O carurú na casa de Xunda
Barrinha era um "negão" soteropolitano típico, alegre, Boa gente, sorriso farto de gargalhadas copiosas, prosa boa, e de muitos amigos. Era muito conhecido por não perder um evento importante sequer na cidade, e também outros não muito recomendáveis. Estava a par de tudo que acontecia em Salvador e dava notícia de tudo.
E foi assim que eu fiquei sabendo, e fui convidado para um tal carurú na casa de Xunda. Barrinha passava pela porta da minha casa, numa sexta-feira, e gritou:
_Ô amarelo! Amanhã tem um carurú pra agente ir, topa? De pronto respondí:
_Tô dentro!
Foi uma resposta impensada, mas, já tinha confirmado, e para ele era coisa séria, tão séria que no dia seguinte, por volta das sete horas da noite, me chega o Barrinha lá em casa, já tomando "umas", com uma galera, e no meio dessa turma, umas quatro mulatas lindas. Para mim foi a conta... pinotei da poltrona onde cochilava preguiçosamente, corrí para o banho, botei uma "beca" e fomos para o carurú.
Como eu não sabia aonde era a festa, perguntei:
_Ô negão, onde é essa zorra?
_Fica frio, amarelo, "xacumigo", "vamo nessa"!
E assim fomos, pegamos o primeiro "buzú" para a Estação da Lapa, de lá pegamos outro para a Estação Pirajá e finalmente, outro para Castelo Branco, e da lá para a casa de Xunda, andamos feito a porra!!! Barrinha, que já tinha detonado uma cachaça de côco sozinho, decia as escadarias das vielas aos tropeções e eu já estava agarrado com Daniela, uma das gatas daquela turma porreta!
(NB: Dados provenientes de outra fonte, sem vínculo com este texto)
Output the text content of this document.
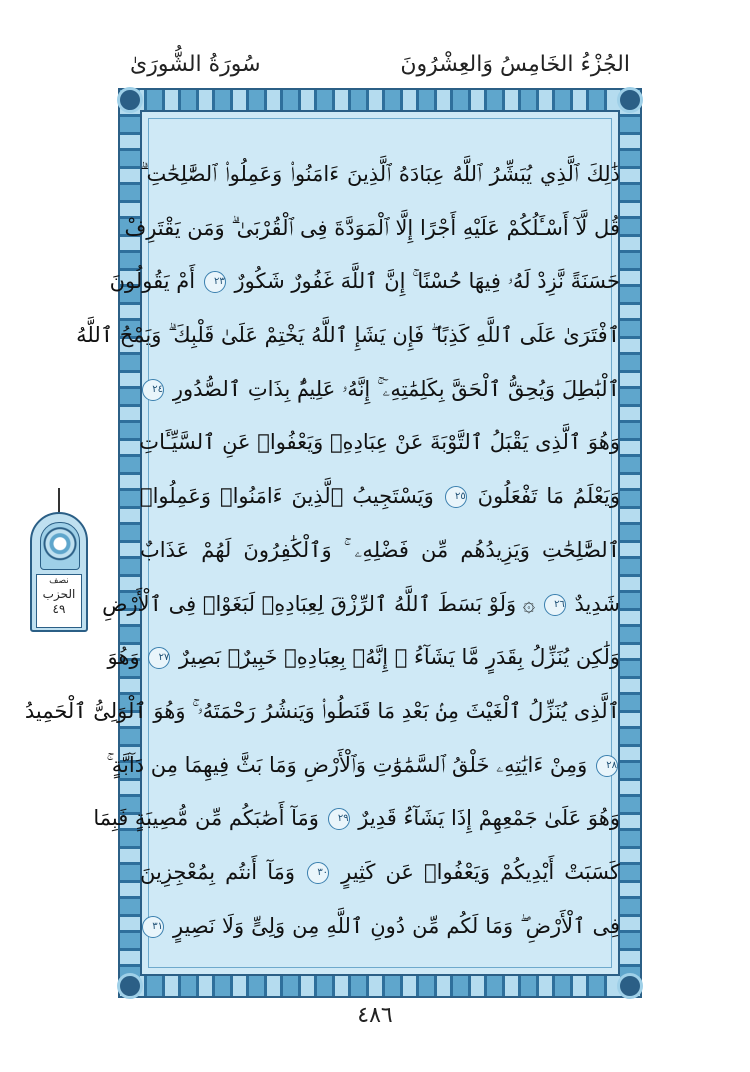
الجُزْءُ الخَامِسُ وَالعِشْرُونَ
سُورَةُ الشُّورَىٰ
ذَٰلِكَ ٱلَّذِي يُبَشِّرُ ٱللَّهُ عِبَادَهُ ٱلَّذِينَ ءَامَنُوا۟ وَعَمِلُوا۟ ٱلصَّٰلِحَٰتِ ۗ
قُل لَّآ أَسْـَٔلُكُمْ عَلَيْهِ أَجْرًا إِلَّا ٱلْمَوَدَّةَ فِى ٱلْقُرْبَىٰ ۗ وَمَن يَقْتَرِفْ
حَسَنَةً نَّزِدْ لَهُۥ فِيهَا حُسْنًا ۚ إِنَّ ٱللَّهَ غَفُورٌ شَكُورٌ ٢٣ أَمْ يَقُولُونَ
ٱفْتَرَىٰ عَلَى ٱللَّهِ كَذِبًا ۖ فَإِن يَشَإِ ٱللَّهُ يَخْتِمْ عَلَىٰ قَلْبِكَ ۗ وَيَمْحُ ٱللَّهُ
ٱلْبَٰطِلَ وَيُحِقُّ ٱلْحَقَّ بِكَلِمَٰتِهِۦٓ ۚ إِنَّهُۥ عَلِيمٌۢ بِذَاتِ ٱلصُّدُورِ ٢٤
وَهُوَ ٱلَّذِى يَقْبَلُ ٱلتَّوْبَةَ عَنْ عِبَادِهِۦ وَيَعْفُوا۟ عَنِ ٱلسَّيِّـَٔاتِ
وَيَعْلَمُ مَا تَفْعَلُونَ ٢٥ وَيَسْتَجِيبُ ٱلَّذِينَ ءَامَنُوا۟ وَعَمِلُوا۟
ٱلصَّٰلِحَٰتِ وَيَزِيدُهُم مِّن فَضْلِهِۦ ۚ وَٱلْكَٰفِرُونَ لَهُمْ عَذَابٌ
شَدِيدٌ ٢٦ ۞ وَلَوْ بَسَطَ ٱللَّهُ ٱلرِّزْقَ لِعِبَادِهِۦ لَبَغَوْا۟ فِى ٱلْأَرْضِ
وَلَٰكِن يُنَزِّلُ بِقَدَرٍ مَّا يَشَآءُ ۚ إِنَّهُۥ بِعِبَادِهِۦ خَبِيرٌۢ بَصِيرٌ ٢٧ وَهُوَ
ٱلَّذِى يُنَزِّلُ ٱلْغَيْثَ مِنۢ بَعْدِ مَا قَنَطُوا۟ وَيَنشُرُ رَحْمَتَهُۥ ۚ وَهُوَ ٱلْوَلِىُّ ٱلْحَمِيدُ
٢٨ وَمِنْ ءَايَٰتِهِۦ خَلْقُ ٱلسَّمَٰوَٰتِ وَٱلْأَرْضِ وَمَا بَثَّ فِيهِمَا مِن دَآبَّةٍ ۚ
وَهُوَ عَلَىٰ جَمْعِهِمْ إِذَا يَشَآءُ قَدِيرٌ ٢٩ وَمَآ أَصَٰبَكُم مِّن مُّصِيبَةٍ فَبِمَا
كَسَبَتْ أَيْدِيكُمْ وَيَعْفُوا۟ عَن كَثِيرٍ ٣٠ وَمَآ أَنتُم بِمُعْجِزِينَ
فِى ٱلْأَرْضِ ۖ وَمَا لَكُم مِّن دُونِ ٱللَّهِ مِن وَلِىٍّ وَلَا نَصِيرٍ ٣١
نصف
الحزب
٤٩
٤٨٦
Depois de muito desce e sobe, escorrega e levanta, chegamos lá na casa da tal Xunda... A casa ficava no final da favela, numa baixada, e bem afastada da vizinhança. Tinha um gramado enorme na frente e estava iluminada com "gambiarras" em volta. Tinha muita gente, muita criança, e como não podia faltar, políticos: deputado, vereador, etc.
Eu estava curioso para conhecer a anfitriã, cutuquei o Barrinha, para que ele me apresentasse a tal Xunda, então adentramos a casa e ao chegar na sala, que já estava pronta para as oferendas a Cosme e Damião, com as sete crianças em volta de um grande prato de barro com carurú, vatapá, feijão fradio, farofa, pipoca, arroz branco, galinha de ximxim, e cana-de-açúcar, e conforme manda a tradição, comiam gulosamente sem uso de talheres.
Comandando a cerimônia, cantando as músicas para a ocasião, batendo palmas, toda enfeitada, saia rodada, com um turbante vermelho sangue, lá estava ela... uma figuraça!! Era uma Sarará de um metro e oitenta de altura, dentuça e de olhos esbugalhados, gorda, peituda... "o cão chupando manga!". Quando ela botou os olhos no Barrinha... Aff! Começou o furdunço!!
_Seu desgraçado! O que é que você veio fazer aquí depois de quase dez anos que me deixou com quatro filhos, sumiu e nunca mais apareceu?? "Ô us meninos" ( seus leões de chacara ) "pega esse desinfeliz e vamo quebrá no pau".
Barrinha que estava bebum, "de zói trocado", caiu durinho no chão, fingindo um desmaio, então, nós da galera, e outras pessoas da turma do "deixa disso", cercamos a Xunda para acalmar a situação... eu dizia:
_Calma, calma... deve ser um equívoco...
_Equi... o quê, "sinhô?" Pega esse...
Quando olhamos, o Barrinha já tinha sumido dalí... e a Xunda gritava:
_Eu ainda te pego, " fí do cabrunco, filadapuuuuuuta!!!"...
Aproveitando a confuzão, em meio a multidão, saímos de fininho e fomos embora.
No dia seguinte, lá pelas quatro horas da tarde, o Barrinha aparece em minha casa, com uma cara de quarta-feira de cinzas...
_Rapaz... que porra foi aquela, eu nunca ví aquela mulher na minha vida!
_Mas como é que você vai para uma festa na casa de quem não conhece e ainda leva os amigos, seu sacana?? Doido sou eu que ainda entro nas suas barcas...
_Mas todo evento que eu vou é assim, nunca fui convidado e sempre me saio bem, não sei o que foi que aquela jaburú viu em mim...
Assim terminou esse episódio, demos boas gargalhadas, continuamos muito amigos, mas... eu nunca mais entrei nas "ondas" do Barrinha.